14. I have perused the order proposed by my learned brother Shri Jain.
However, with respect, I find myself in disagreement with it. The following points, in my view, need to be kept in view in arriving at a proper decision on the classification of the goods involved in the present four appeals. They are : (i) It would appear from the Orders-in-Original passed by the Assistant Collector that the original bills of entry covering the goods showed that the product had a viscosity of less than 100 seconds at 100F. The bills of entry were apparently with the importers (the appellants) till the payment of duty but they would not seem to have contested the test results.
(ii) Before the Assistant Collector, the importers expressed a doubt about the test results and wanted the matter to be referred to the Chemist and wished to have a personal discussion with him. As desired, the matter was referred to the Chemist. They were given an opportunity by the Chemist to discuss the matter but they would appear not to have availed themselves of the opportunity. If there was any reason to doubt the results of the test conducted by the Customs Laboratory, as the importers would appear to have entertained, it was open to them to either discuss the matter with the Chemist and satisfy themselves about the correctness or otherwise of the test result or asked for a re-test of the goods in accordance with the established procedure. They seem to have not availed themselves of either of these courses.
(iii) Such being the circumstances, it would not be proper to discard the results obtained by the Chemist of the Customs Laboratory and opt for the specifications as stated in the literature furnished by the supplier of the goods or the certificate of analysis furnished by them. As would be evident from the Tribunal's decision in the Navbharat Enterprises [1983 ELT 1134] liquid paraffin could fall under one of three items of the Central Excise Tariff, namely, 8, 11A or 68. It is obvious, therefore, that the actual result of test of a particular parcel of liquid paraffin would determine the appropriate classification. It is not as if all liquid paraffins have the same specifications. The specifications can differ from parcel to parcel. It is, therefore, that the Customs Laboratory test results assume significance especially in the context of the appellants not choosing to contest them and not availing themselves of the opportunity for discussion with the Chemist or for a re-test.

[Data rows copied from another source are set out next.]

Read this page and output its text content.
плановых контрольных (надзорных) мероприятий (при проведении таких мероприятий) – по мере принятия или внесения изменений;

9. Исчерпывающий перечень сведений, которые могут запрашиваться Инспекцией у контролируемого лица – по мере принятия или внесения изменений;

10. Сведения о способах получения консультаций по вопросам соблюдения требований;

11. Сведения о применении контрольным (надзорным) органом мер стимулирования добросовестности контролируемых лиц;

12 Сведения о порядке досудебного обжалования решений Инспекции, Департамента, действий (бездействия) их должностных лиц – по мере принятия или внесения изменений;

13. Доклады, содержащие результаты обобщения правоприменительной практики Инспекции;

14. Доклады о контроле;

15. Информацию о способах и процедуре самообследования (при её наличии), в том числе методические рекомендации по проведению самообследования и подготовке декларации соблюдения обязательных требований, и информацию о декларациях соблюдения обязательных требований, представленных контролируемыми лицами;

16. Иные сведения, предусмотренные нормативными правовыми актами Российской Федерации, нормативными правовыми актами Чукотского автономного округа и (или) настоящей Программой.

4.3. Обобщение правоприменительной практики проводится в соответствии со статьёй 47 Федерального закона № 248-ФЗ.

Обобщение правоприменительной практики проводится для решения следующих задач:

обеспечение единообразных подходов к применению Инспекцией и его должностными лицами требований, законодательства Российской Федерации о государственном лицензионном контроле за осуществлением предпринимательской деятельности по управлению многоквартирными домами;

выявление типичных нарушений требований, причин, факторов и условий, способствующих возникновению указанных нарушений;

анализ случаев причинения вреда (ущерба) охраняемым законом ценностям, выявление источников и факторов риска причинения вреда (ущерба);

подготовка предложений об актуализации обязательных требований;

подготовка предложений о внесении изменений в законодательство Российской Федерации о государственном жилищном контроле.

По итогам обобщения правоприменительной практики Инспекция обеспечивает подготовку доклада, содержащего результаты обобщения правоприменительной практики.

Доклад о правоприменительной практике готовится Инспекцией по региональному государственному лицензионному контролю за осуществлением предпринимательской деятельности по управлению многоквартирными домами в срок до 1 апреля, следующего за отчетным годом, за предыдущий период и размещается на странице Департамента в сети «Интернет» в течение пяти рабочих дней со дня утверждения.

(iv) The liquid paraffin in 1983 ELT 1134 would appear from the Order to have been not a proprietary product. In the present case, the goods are seen from the record to be a proprietary or branded product of Atlantic Richfield Company, USA. According to the Tribunal's Order inLubri-Chem Industries Pvt. Ltd,, Bombay v. Collector of Central Excise, Bombay - 1983 ELT 2408 - such branded liquid paraffin conforming to pharmaceutical grades would fall for classification under Item 14E of the CET ("Patent or Proprietary Medicine"). Of course, such a plea has not been taken up in these proceedings. But, the Order shows that Item 68 CET is not appropriate.
15. Considering the above circumstances, I do not see any reason to discard the Customs Laboratory test results. In this view of the matter, I do not see any reason to interfere with the impugned orders.
The appeals, therefore, fail and are rejected.